Digital elevation models obtained by light detection and ranging (lidar, Fig. 1) are used to estimate dune brink motion and sediment flux along the sinuous crestlines of crescentic dunes at White Sands gypsum dune field (south-central New Mexico, USA) over an annual cycle of wind.
- Fig. 1 Time lapse animation of dune elevation of study area within White Sands, NM. Duration is approximately 3 yrs.
By using an edge detection algorithm, dune brink motion (Fig. 1) can be used to estimate local values of sediment flux. These estimations reveal that dune motion and sediment flux are very well described by a circular normal distribution when sampled using a spatial window of approximately the size of six average dunes.

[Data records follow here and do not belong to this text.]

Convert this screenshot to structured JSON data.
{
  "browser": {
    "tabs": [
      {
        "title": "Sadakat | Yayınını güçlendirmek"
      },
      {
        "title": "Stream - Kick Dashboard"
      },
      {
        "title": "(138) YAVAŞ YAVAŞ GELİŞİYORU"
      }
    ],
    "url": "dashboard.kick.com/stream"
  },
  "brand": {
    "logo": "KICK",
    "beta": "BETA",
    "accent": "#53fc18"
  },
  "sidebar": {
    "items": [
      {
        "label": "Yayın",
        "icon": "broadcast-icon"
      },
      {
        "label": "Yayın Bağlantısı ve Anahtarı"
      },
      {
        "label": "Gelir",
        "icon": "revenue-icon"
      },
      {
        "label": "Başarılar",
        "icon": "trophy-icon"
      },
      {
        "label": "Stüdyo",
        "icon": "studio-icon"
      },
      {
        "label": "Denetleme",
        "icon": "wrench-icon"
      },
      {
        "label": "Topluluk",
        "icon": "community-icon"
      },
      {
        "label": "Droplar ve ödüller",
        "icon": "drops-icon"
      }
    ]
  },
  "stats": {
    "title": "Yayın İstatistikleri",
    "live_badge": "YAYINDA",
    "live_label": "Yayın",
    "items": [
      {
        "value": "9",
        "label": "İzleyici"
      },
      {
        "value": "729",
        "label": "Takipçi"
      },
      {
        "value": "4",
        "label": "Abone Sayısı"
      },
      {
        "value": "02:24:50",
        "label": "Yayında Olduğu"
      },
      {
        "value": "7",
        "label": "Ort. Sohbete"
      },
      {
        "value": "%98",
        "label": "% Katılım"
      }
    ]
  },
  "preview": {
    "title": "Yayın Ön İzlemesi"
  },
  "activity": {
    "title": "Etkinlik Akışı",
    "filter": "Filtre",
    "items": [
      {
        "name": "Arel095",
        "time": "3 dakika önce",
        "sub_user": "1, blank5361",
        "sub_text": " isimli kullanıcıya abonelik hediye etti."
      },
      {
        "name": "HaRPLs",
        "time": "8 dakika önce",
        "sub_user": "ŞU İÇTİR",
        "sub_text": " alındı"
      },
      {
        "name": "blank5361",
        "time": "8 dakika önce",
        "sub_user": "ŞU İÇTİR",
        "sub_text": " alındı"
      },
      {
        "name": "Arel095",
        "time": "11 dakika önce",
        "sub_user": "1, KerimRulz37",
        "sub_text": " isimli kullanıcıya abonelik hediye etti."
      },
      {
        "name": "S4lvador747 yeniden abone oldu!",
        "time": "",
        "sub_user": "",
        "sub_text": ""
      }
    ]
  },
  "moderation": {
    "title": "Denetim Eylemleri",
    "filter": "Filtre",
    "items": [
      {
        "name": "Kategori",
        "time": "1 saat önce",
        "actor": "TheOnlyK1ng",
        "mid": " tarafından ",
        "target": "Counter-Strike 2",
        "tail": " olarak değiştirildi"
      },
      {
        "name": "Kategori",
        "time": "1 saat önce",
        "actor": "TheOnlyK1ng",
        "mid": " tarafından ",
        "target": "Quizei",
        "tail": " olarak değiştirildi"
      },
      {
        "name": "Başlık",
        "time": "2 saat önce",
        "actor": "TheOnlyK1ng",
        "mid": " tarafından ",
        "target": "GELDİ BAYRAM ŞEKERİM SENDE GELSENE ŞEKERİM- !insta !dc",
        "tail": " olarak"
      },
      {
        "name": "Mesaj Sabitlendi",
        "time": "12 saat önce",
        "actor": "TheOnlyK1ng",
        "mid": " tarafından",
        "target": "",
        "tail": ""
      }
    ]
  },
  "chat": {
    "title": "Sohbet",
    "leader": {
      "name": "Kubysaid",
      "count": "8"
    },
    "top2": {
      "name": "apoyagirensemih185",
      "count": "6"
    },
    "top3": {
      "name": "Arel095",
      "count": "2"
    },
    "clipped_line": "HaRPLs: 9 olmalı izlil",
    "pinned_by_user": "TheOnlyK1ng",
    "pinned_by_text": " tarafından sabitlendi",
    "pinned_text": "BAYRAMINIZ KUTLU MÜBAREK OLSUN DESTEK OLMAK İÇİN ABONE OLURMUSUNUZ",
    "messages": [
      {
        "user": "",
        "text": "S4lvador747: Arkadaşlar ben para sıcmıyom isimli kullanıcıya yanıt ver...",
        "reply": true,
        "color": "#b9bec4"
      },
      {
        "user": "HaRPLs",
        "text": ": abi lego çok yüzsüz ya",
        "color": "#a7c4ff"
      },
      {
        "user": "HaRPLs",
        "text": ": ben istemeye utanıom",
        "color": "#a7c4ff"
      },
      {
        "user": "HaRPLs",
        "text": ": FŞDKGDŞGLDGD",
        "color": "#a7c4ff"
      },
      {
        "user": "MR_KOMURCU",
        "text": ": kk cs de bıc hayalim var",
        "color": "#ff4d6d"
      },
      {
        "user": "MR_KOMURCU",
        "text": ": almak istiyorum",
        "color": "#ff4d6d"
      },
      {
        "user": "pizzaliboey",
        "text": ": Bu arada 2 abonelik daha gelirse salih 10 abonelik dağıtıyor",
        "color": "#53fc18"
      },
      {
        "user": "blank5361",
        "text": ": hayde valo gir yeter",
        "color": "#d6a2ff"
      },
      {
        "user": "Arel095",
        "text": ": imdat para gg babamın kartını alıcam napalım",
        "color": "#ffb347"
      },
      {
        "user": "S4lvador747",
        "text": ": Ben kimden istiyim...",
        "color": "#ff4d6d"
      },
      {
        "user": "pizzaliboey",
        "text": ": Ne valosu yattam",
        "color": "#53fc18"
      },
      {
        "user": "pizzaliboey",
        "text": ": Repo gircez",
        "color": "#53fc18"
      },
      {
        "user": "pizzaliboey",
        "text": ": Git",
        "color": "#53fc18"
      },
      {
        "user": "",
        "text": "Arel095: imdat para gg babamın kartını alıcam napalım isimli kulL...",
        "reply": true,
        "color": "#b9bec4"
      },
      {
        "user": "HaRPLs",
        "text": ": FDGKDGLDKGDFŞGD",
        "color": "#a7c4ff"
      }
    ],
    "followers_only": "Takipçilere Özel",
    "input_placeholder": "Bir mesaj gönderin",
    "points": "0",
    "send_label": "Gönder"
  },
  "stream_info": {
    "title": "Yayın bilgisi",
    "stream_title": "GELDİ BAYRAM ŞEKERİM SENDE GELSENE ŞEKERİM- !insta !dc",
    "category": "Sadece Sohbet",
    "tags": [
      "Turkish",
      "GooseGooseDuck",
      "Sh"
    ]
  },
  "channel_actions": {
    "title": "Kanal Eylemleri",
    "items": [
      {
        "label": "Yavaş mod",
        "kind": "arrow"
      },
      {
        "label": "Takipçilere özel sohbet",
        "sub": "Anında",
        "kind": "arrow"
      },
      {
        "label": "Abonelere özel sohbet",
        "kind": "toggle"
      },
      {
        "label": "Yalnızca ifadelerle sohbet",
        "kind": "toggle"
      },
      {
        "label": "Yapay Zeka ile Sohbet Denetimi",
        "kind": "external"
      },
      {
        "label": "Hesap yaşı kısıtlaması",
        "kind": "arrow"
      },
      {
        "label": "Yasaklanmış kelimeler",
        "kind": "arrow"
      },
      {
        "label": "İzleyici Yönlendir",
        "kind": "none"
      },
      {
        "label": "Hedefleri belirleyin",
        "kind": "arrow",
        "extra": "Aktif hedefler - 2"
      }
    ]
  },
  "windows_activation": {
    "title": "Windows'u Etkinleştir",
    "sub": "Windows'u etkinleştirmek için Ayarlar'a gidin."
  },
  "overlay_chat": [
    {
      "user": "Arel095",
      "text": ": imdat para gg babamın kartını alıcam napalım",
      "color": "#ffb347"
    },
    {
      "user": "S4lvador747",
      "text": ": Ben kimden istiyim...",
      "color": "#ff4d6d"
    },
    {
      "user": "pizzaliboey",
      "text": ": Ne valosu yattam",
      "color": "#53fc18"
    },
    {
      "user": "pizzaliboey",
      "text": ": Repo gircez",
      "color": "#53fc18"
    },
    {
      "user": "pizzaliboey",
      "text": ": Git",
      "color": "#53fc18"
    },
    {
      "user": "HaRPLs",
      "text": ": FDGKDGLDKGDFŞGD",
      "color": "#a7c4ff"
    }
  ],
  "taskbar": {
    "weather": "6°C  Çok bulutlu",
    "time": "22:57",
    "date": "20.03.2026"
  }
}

At this scale, the distribution of erratic dune motion is symmetrically distributed around the average lee surface dip direction. Therefore, uneven motion of dune crest lines offset, and the geometric self-organization of dune crests as a trend line is maintained.
- Fig. 2 Dune brink movement occurring over slightly more than a year is shown by the colormapped circles. The elevation of the aeolian dunes is shown by the grayscale.